Siti Hajar Sang Penyelamat Kehidupan
Siti Hajar, seorang perempuan dengan ras kulit hitam itu telah memberikan berkah sepanjang pengharapan Ibrahim. Kehadiran Ismail. Seorang anak laki-laki tampan yang sangat dicintai Ibrahim. Ismail serupa satu-satunya pohon yang tumbuh di ladang gersang.
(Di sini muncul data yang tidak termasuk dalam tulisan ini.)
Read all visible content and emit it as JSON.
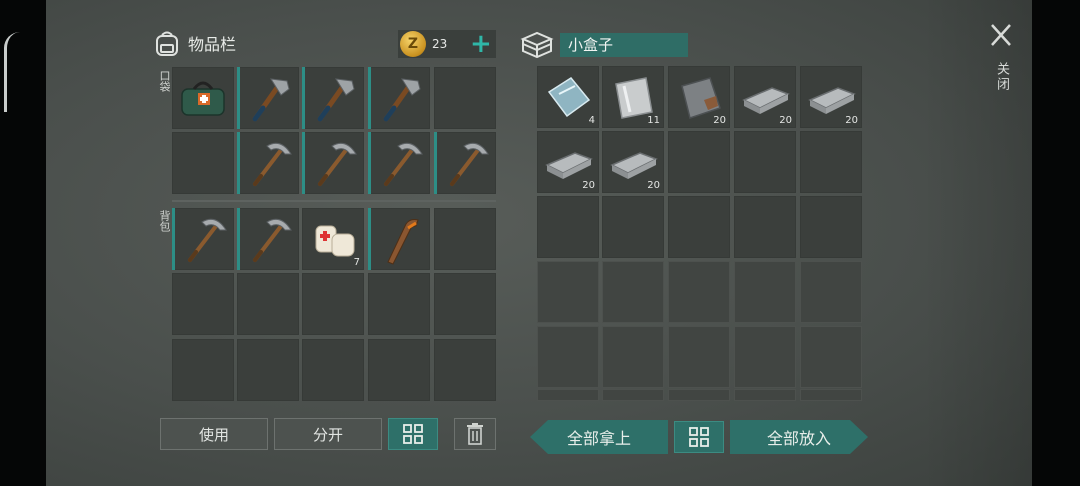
{
  "inventory": {
    "title": "物品栏",
    "coins": "23",
    "pocket_label": "口袋",
    "backpack_label": "背包",
    "pocket_slots": [
      {
        "item": "medkit-bag",
        "count": ""
      },
      {
        "item": "hammer",
        "count": ""
      },
      {
        "item": "hammer",
        "count": ""
      },
      {
        "item": "hammer",
        "count": ""
      },
      {
        "item": "",
        "count": ""
      },
      {
        "item": "",
        "count": ""
      },
      {
        "item": "pickaxe",
        "count": ""
      },
      {
        "item": "pickaxe",
        "count": ""
      },
      {
        "item": "pickaxe",
        "count": ""
      },
      {
        "item": "pickaxe",
        "count": ""
      }
    ],
    "backpack_slots": [
      {
        "item": "pickaxe",
        "count": ""
      },
      {
        "item": "pickaxe",
        "count": ""
      },
      {
        "item": "bandage",
        "count": "7"
      },
      {
        "item": "hockey-stick",
        "count": ""
      },
      {
        "item": "",
        "count": ""
      },
      {
        "item": "",
        "count": ""
      },
      {
        "item": "",
        "count": ""
      },
      {
        "item": "",
        "count": ""
      },
      {
        "item": "",
        "count": ""
      },
      {
        "item": "",
        "count": ""
      },
      {
        "item": "",
        "count": ""
      },
      {
        "item": "",
        "count": ""
      },
      {
        "item": "",
        "count": ""
      },
      {
        "item": "",
        "count": ""
      },
      {
        "item": "",
        "count": ""
      }
    ],
    "buttons": {
      "use": "使用",
      "split": "分开"
    }
  },
  "container": {
    "title": "小盒子",
    "slots": [
      {
        "item": "glass-pane",
        "count": "4"
      },
      {
        "item": "sheet-metal",
        "count": "11"
      },
      {
        "item": "rusty-plate",
        "count": "20"
      },
      {
        "item": "iron-ingot",
        "count": "20"
      },
      {
        "item": "iron-ingot",
        "count": "20"
      },
      {
        "item": "iron-ingot",
        "count": "20"
      },
      {
        "item": "iron-ingot",
        "count": "20"
      }
    ],
    "buttons": {
      "take_all": "全部拿上",
      "put_all": "全部放入"
    }
  },
  "close_label": "关闭",
  "colors": {
    "accent": "#2e7069",
    "teal_edge": "#2d8e86",
    "plus": "#2fb7a8"
  }
}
Menurut Sheikh Dr. Musthafa Murad, dalam bukunya Zaujat al Anbiya,, bahwa Siti Hajar seorang budak yang membantu Siti Sarah, istri Nabi Ibrahim. Konon ia didatangkan dari tanah Kana’an untuk menemani Nabi Ibrahim dalam perjalanan dari Mesir menuju Makkah. Tanah Kana’an istilah kuno untuk wilayah yang meliputi Israel, Palestina, Lebanon, serta sebagian Yordania, Suriah dan sebagian kecil Mesir Timur Laut. Siti Hajar sendiri merupakan budak Fir’aun yang dihadiahkan untuk Siti Sarah yang akhirnya dipilih Ibrahim untuk dinikahi. Identitas Siti Hajar sendiri dalam berbagai referensi berbeda antara satu dengan yang lain. Ia pun pernah disebutkan anak dari seorang Raja.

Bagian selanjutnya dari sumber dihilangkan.